Growing Optimism for Economic Recovery in Germany... V-Shaped Recovery? (Comprehensive)
Germany Ifo Business Climate Index Exceeds Expectations at 92.6
Less Impact from COVID-19 Compared to Other European Countries
Strong Economic Recovery Expected in Q3
[Asia Economy Reporter Naju-seok] While the global economic situation is deteriorating due to the crisis caused by the novel coronavirus infection (COVID-19), Germany's economy is showing a rapid recovery. Despite variables such as concerns over a resurgence of COVID-19, the German industrial sector expects the recovery trend to continue.
On the 25th (local time), the German Ifo Institute for Economic Research announced that the German business climate index recorded 92.6 this month. This surpassed not only last month's 90.4 but also the market expectation of 92.2.
Clemens Fuest, President of Ifo, stated, "The German economy is showing signs of recovery," adding, "In manufacturing, the business environment has significantly improved, and the service sector is also clearly welcoming the current business situation."
The Ifo business climate index is based on a survey of 9,000 German companies.
Expectations have grown that the Gross Domestic Product (GDP) growth rate will form a V-shaped recovery. On the same day, the German Federal Statistical Office announced that the GDP growth rate for Germany in the second quarter of this year was revised to -9.7%. This is an upward adjustment of 0.4 percentage points from the previously announced -10.1%. Although the GDP growth rate in the second quarter of this year recorded an unprecedented low, the economic shock was less severe than initially expected.
An Ifo official also forecasted that the German economy would grow by 7% in the third quarter of this year.
Unlike other European countries that heavily depend on the tourism industry, Germany's strength lies in its stable industrial base. Moreover, the lockdown period was shorter and less severe compared to other countries, and the German government’s strong fiscal policies are also interpreted as contributing to the economic recovery.
Germany recorded a fiscal deficit of 51.6 billion euros (72.44 trillion won) in the first half of this year. Although tax revenue decreased by 3.6% due to the COVID-19 shock, expenditures increased by 9.3%. This contrasts with the first half of last year when the German government recorded a fiscal surplus of 46.5 billion euros.

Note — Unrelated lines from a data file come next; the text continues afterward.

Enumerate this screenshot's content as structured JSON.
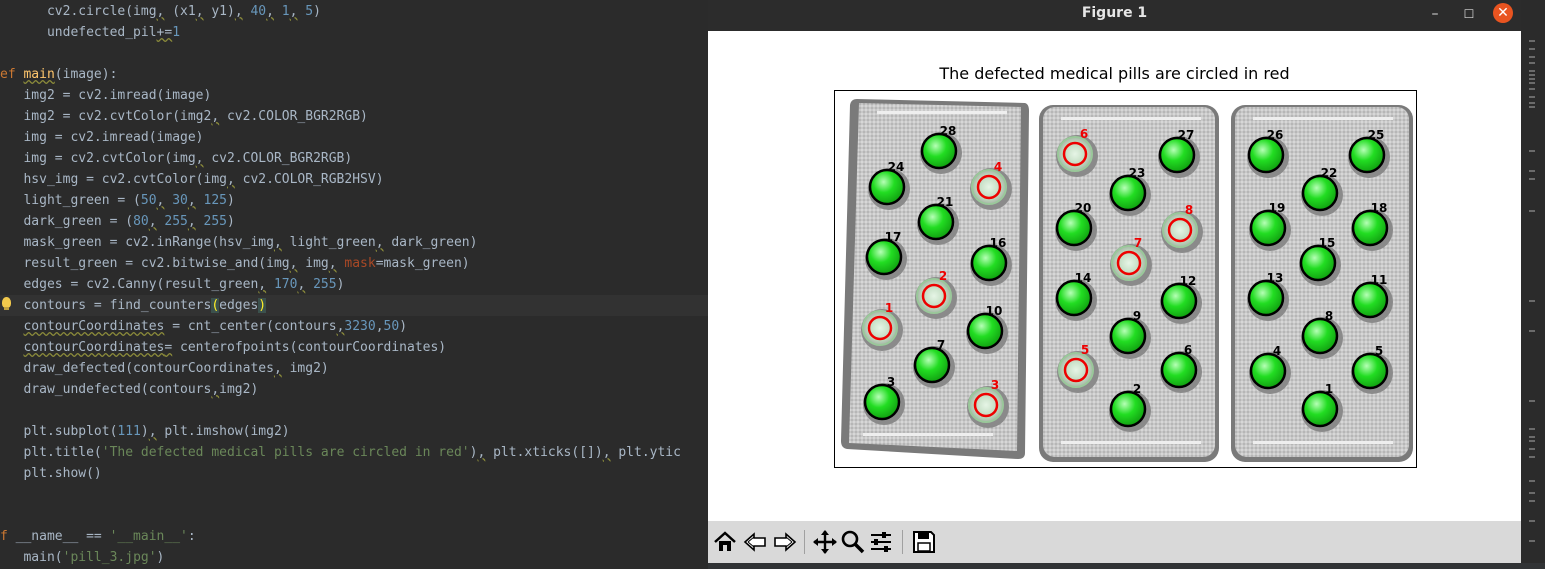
{
  "editor": {
    "lines": [
      {
        "indent": "      ",
        "parts": [
          {
            "t": "cv2.circle(img",
            "c": ""
          },
          {
            "t": ",",
            "c": "wavy"
          },
          {
            "t": " (x1",
            "c": ""
          },
          {
            "t": ",",
            "c": "wavy"
          },
          {
            "t": " y1)",
            "c": ""
          },
          {
            "t": ",",
            "c": "wavy"
          },
          {
            "t": " ",
            "c": ""
          },
          {
            "t": "40",
            "c": "num"
          },
          {
            "t": ",",
            "c": "wavy"
          },
          {
            "t": " ",
            "c": ""
          },
          {
            "t": "1",
            "c": "num"
          },
          {
            "t": ",",
            "c": "wavy"
          },
          {
            "t": " ",
            "c": ""
          },
          {
            "t": "5",
            "c": "num"
          },
          {
            "t": ")",
            "c": ""
          }
        ]
      },
      {
        "indent": "      ",
        "parts": [
          {
            "t": "undefected_pil",
            "c": ""
          },
          {
            "t": "+=",
            "c": "wavy"
          },
          {
            "t": "1",
            "c": "num"
          }
        ]
      },
      {
        "indent": "",
        "parts": []
      },
      {
        "indent": "",
        "parts": [
          {
            "t": "ef ",
            "c": "kw"
          },
          {
            "t": "main",
            "c": "fn wavy"
          },
          {
            "t": "(image):",
            "c": ""
          }
        ]
      },
      {
        "indent": "   ",
        "parts": [
          {
            "t": "img2 = cv2.imread(image)",
            "c": ""
          }
        ]
      },
      {
        "indent": "   ",
        "parts": [
          {
            "t": "img2 = cv2.cvtColor(img2",
            "c": ""
          },
          {
            "t": ",",
            "c": "wavy"
          },
          {
            "t": " cv2.COLOR_BGR2RGB)",
            "c": ""
          }
        ]
      },
      {
        "indent": "   ",
        "parts": [
          {
            "t": "img = cv2.imread(image)",
            "c": ""
          }
        ]
      },
      {
        "indent": "   ",
        "parts": [
          {
            "t": "img = cv2.cvtColor(img",
            "c": ""
          },
          {
            "t": ",",
            "c": "wavy"
          },
          {
            "t": " cv2.COLOR_BGR2RGB)",
            "c": ""
          }
        ]
      },
      {
        "indent": "   ",
        "parts": [
          {
            "t": "hsv_img = cv2.cvtColor(img",
            "c": ""
          },
          {
            "t": ",",
            "c": "wavy"
          },
          {
            "t": " cv2.COLOR_RGB2HSV)",
            "c": ""
          }
        ]
      },
      {
        "indent": "   ",
        "parts": [
          {
            "t": "light_green = (",
            "c": ""
          },
          {
            "t": "50",
            "c": "num"
          },
          {
            "t": ",",
            "c": "wavy"
          },
          {
            "t": " ",
            "c": ""
          },
          {
            "t": "30",
            "c": "num"
          },
          {
            "t": ",",
            "c": "wavy"
          },
          {
            "t": " ",
            "c": ""
          },
          {
            "t": "125",
            "c": "num"
          },
          {
            "t": ")",
            "c": ""
          }
        ]
      },
      {
        "indent": "   ",
        "parts": [
          {
            "t": "dark_green = (",
            "c": ""
          },
          {
            "t": "80",
            "c": "num"
          },
          {
            "t": ",",
            "c": "wavy"
          },
          {
            "t": " ",
            "c": ""
          },
          {
            "t": "255",
            "c": "num"
          },
          {
            "t": ",",
            "c": "wavy"
          },
          {
            "t": " ",
            "c": ""
          },
          {
            "t": "255",
            "c": "num"
          },
          {
            "t": ")",
            "c": ""
          }
        ]
      },
      {
        "indent": "   ",
        "parts": [
          {
            "t": "mask_green = cv2.inRange(hsv_img",
            "c": ""
          },
          {
            "t": ",",
            "c": "wavy"
          },
          {
            "t": " light_green",
            "c": ""
          },
          {
            "t": ",",
            "c": "wavy"
          },
          {
            "t": " dark_green)",
            "c": ""
          }
        ]
      },
      {
        "indent": "   ",
        "parts": [
          {
            "t": "result_green = cv2.bitwise_and(img",
            "c": ""
          },
          {
            "t": ",",
            "c": "wavy"
          },
          {
            "t": " img",
            "c": ""
          },
          {
            "t": ",",
            "c": "wavy"
          },
          {
            "t": " ",
            "c": ""
          },
          {
            "t": "mask",
            "c": "kwarg"
          },
          {
            "t": "=mask_green)",
            "c": ""
          }
        ]
      },
      {
        "indent": "   ",
        "parts": [
          {
            "t": "edges = cv2.Canny(result_green",
            "c": ""
          },
          {
            "t": ",",
            "c": "wavy"
          },
          {
            "t": " ",
            "c": ""
          },
          {
            "t": "170",
            "c": "num"
          },
          {
            "t": ",",
            "c": "wavy"
          },
          {
            "t": " ",
            "c": ""
          },
          {
            "t": "255",
            "c": "num"
          },
          {
            "t": ")",
            "c": ""
          }
        ]
      },
      {
        "indent": "   ",
        "parts": [
          {
            "t": "contours = find_counters",
            "c": ""
          },
          {
            "t": "(",
            "c": "brace"
          },
          {
            "t": "edges",
            "c": ""
          },
          {
            "t": ")",
            "c": "brace"
          }
        ]
      },
      {
        "indent": "   ",
        "parts": [
          {
            "t": "contourCoordinates",
            "c": "wavy"
          },
          {
            "t": " = cnt_center(contours",
            "c": ""
          },
          {
            "t": ",",
            "c": "wavy"
          },
          {
            "t": "3230",
            "c": "num"
          },
          {
            "t": ",",
            "c": ""
          },
          {
            "t": "50",
            "c": "num"
          },
          {
            "t": ")",
            "c": ""
          }
        ]
      },
      {
        "indent": "   ",
        "parts": [
          {
            "t": "contourCoordinates",
            "c": "wavy"
          },
          {
            "t": "=",
            "c": "wavy"
          },
          {
            "t": " centerofpoints(contourCoordinates)",
            "c": ""
          }
        ]
      },
      {
        "indent": "   ",
        "parts": [
          {
            "t": "draw_defected(contourCoordinates",
            "c": ""
          },
          {
            "t": ",",
            "c": "wavy"
          },
          {
            "t": " img2)",
            "c": ""
          }
        ]
      },
      {
        "indent": "   ",
        "parts": [
          {
            "t": "draw_undefected(contours",
            "c": ""
          },
          {
            "t": ",",
            "c": "wavy"
          },
          {
            "t": "img2)",
            "c": ""
          }
        ]
      },
      {
        "indent": "",
        "parts": []
      },
      {
        "indent": "   ",
        "parts": [
          {
            "t": "plt.subplot(",
            "c": ""
          },
          {
            "t": "111",
            "c": "num"
          },
          {
            "t": ")",
            "c": ""
          },
          {
            "t": ",",
            "c": "wavy"
          },
          {
            "t": " plt.imshow(img2)",
            "c": ""
          }
        ]
      },
      {
        "indent": "   ",
        "parts": [
          {
            "t": "plt.title(",
            "c": ""
          },
          {
            "t": "'The defected medical pills are circled in red'",
            "c": "str"
          },
          {
            "t": ")",
            "c": ""
          },
          {
            "t": ",",
            "c": "wavy"
          },
          {
            "t": " plt.xticks([])",
            "c": ""
          },
          {
            "t": ",",
            "c": "wavy"
          },
          {
            "t": " plt.ytic",
            "c": ""
          }
        ]
      },
      {
        "indent": "   ",
        "parts": [
          {
            "t": "plt.show()",
            "c": ""
          }
        ]
      },
      {
        "indent": "",
        "parts": []
      },
      {
        "indent": "",
        "parts": []
      },
      {
        "indent": "",
        "parts": [
          {
            "t": "f ",
            "c": "kw"
          },
          {
            "t": "__name__ == ",
            "c": ""
          },
          {
            "t": "'__main__'",
            "c": "str"
          },
          {
            "t": ":",
            "c": ""
          }
        ]
      },
      {
        "indent": "   ",
        "parts": [
          {
            "t": "main(",
            "c": ""
          },
          {
            "t": "'pill_3.jpg'",
            "c": "str"
          },
          {
            "t": ")",
            "c": ""
          }
        ]
      }
    ]
  },
  "window": {
    "title": "Figure 1",
    "minimize": "–",
    "maximize": "☐",
    "close": "✕"
  },
  "plot": {
    "title": "The defected medical pills are circled in red"
  },
  "pills": [
    {
      "label": "28",
      "defected": false
    },
    {
      "label": "24",
      "defected": false
    },
    {
      "label": "4",
      "defected": true
    },
    {
      "label": "21",
      "defected": false
    },
    {
      "label": "17",
      "defected": false
    },
    {
      "label": "16",
      "defected": false
    },
    {
      "label": "2",
      "defected": true
    },
    {
      "label": "1",
      "defected": true
    },
    {
      "label": "10",
      "defected": false
    },
    {
      "label": "7",
      "defected": false
    },
    {
      "label": "3",
      "defected": false
    },
    {
      "label": "3",
      "defected": true
    },
    {
      "label": "6",
      "defected": true
    },
    {
      "label": "27",
      "defected": false
    },
    {
      "label": "23",
      "defected": false
    },
    {
      "label": "20",
      "defected": false
    },
    {
      "label": "8",
      "defected": true
    },
    {
      "label": "7",
      "defected": true
    },
    {
      "label": "14",
      "defected": false
    },
    {
      "label": "12",
      "defected": false
    },
    {
      "label": "9",
      "defected": false
    },
    {
      "label": "5",
      "defected": true
    },
    {
      "label": "6",
      "defected": false
    },
    {
      "label": "2",
      "defected": false
    },
    {
      "label": "26",
      "defected": false
    },
    {
      "label": "25",
      "defected": false
    },
    {
      "label": "22",
      "defected": false
    },
    {
      "label": "19",
      "defected": false
    },
    {
      "label": "18",
      "defected": false
    },
    {
      "label": "15",
      "defected": false
    },
    {
      "label": "13",
      "defected": false
    },
    {
      "label": "11",
      "defected": false
    },
    {
      "label": "8",
      "defected": false
    },
    {
      "label": "4",
      "defected": false
    },
    {
      "label": "5",
      "defected": false
    },
    {
      "label": "1",
      "defected": false
    }
  ],
  "toolbar": {
    "buttons": [
      "home-icon",
      "back-icon",
      "forward-icon",
      "pan-icon",
      "zoom-icon",
      "configure-subplots-icon",
      "save-icon"
    ]
  },
  "colors": {
    "pill_green": "#22dd22",
    "defect_red": "#ee0000",
    "editor_bg": "#2b2b2b"
  }
}
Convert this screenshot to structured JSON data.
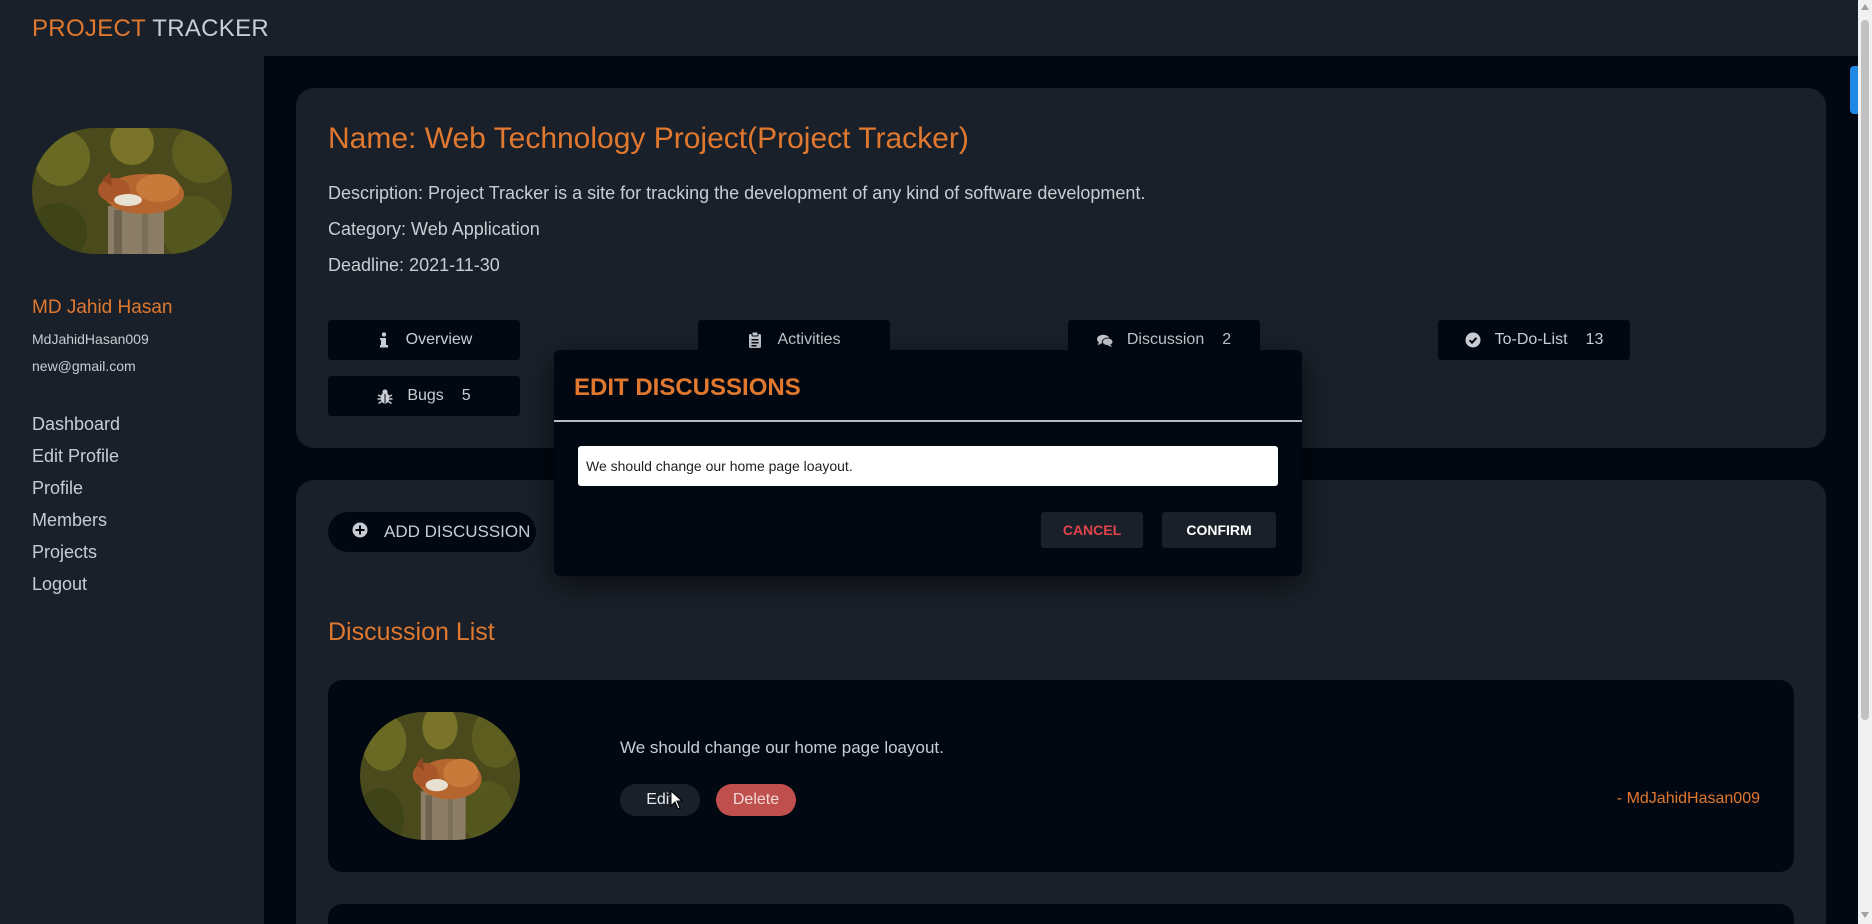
{
  "brand": {
    "part1": "PROJECT",
    "part2": "TRACKER"
  },
  "sidebar": {
    "user_name": "MD Jahid Hasan",
    "user_handle": "MdJahidHasan009",
    "user_email": "new@gmail.com",
    "items": [
      {
        "label": "Dashboard"
      },
      {
        "label": "Edit Profile"
      },
      {
        "label": "Profile"
      },
      {
        "label": "Members"
      },
      {
        "label": "Projects"
      },
      {
        "label": "Logout"
      }
    ]
  },
  "project": {
    "name": "Name: Web Technology Project(Project Tracker)",
    "description": "Description: Project Tracker is a site for tracking the development of any kind of software development.",
    "category": "Category: Web Application",
    "deadline": "Deadline: 2021-11-30"
  },
  "tabs": [
    {
      "label": "Overview",
      "icon": "info-icon",
      "count": ""
    },
    {
      "label": "Activities",
      "icon": "clipboard-icon",
      "count": ""
    },
    {
      "label": "Discussion",
      "icon": "comments-icon",
      "count": "2"
    },
    {
      "label": "To-Do-List",
      "icon": "check-circle-icon",
      "count": "13"
    },
    {
      "label": "Bugs",
      "icon": "bug-icon",
      "count": "5"
    }
  ],
  "discussion": {
    "add_label": "ADD DISCUSSION",
    "list_title": "Discussion List",
    "items": [
      {
        "text": "We should change our home page loayout.",
        "edit_label": "Edit",
        "delete_label": "Delete",
        "author": "- MdJahidHasan009"
      }
    ]
  },
  "modal": {
    "title": "EDIT DISCUSSIONS",
    "input_value": "We should change our home page loayout.",
    "cancel_label": "CANCEL",
    "confirm_label": "CONFIRM"
  },
  "colors": {
    "accent": "#e0782f",
    "panel": "#1a2029",
    "background": "#020812",
    "danger": "#c0504d"
  }
}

Germany’s strong fiscal policies helped prevent an economic downturn. Although household consumption and corporate investment sharply declined in the first half of this year, government spending showed an increasing trend.
However, concerns have been raised as the number of new COVID-19 cases continues to rise following the recent holiday season. If COVID-19 spreads on a large scale again, social distancing measures may be strengthened, which could weaken the momentum of the economic recovery.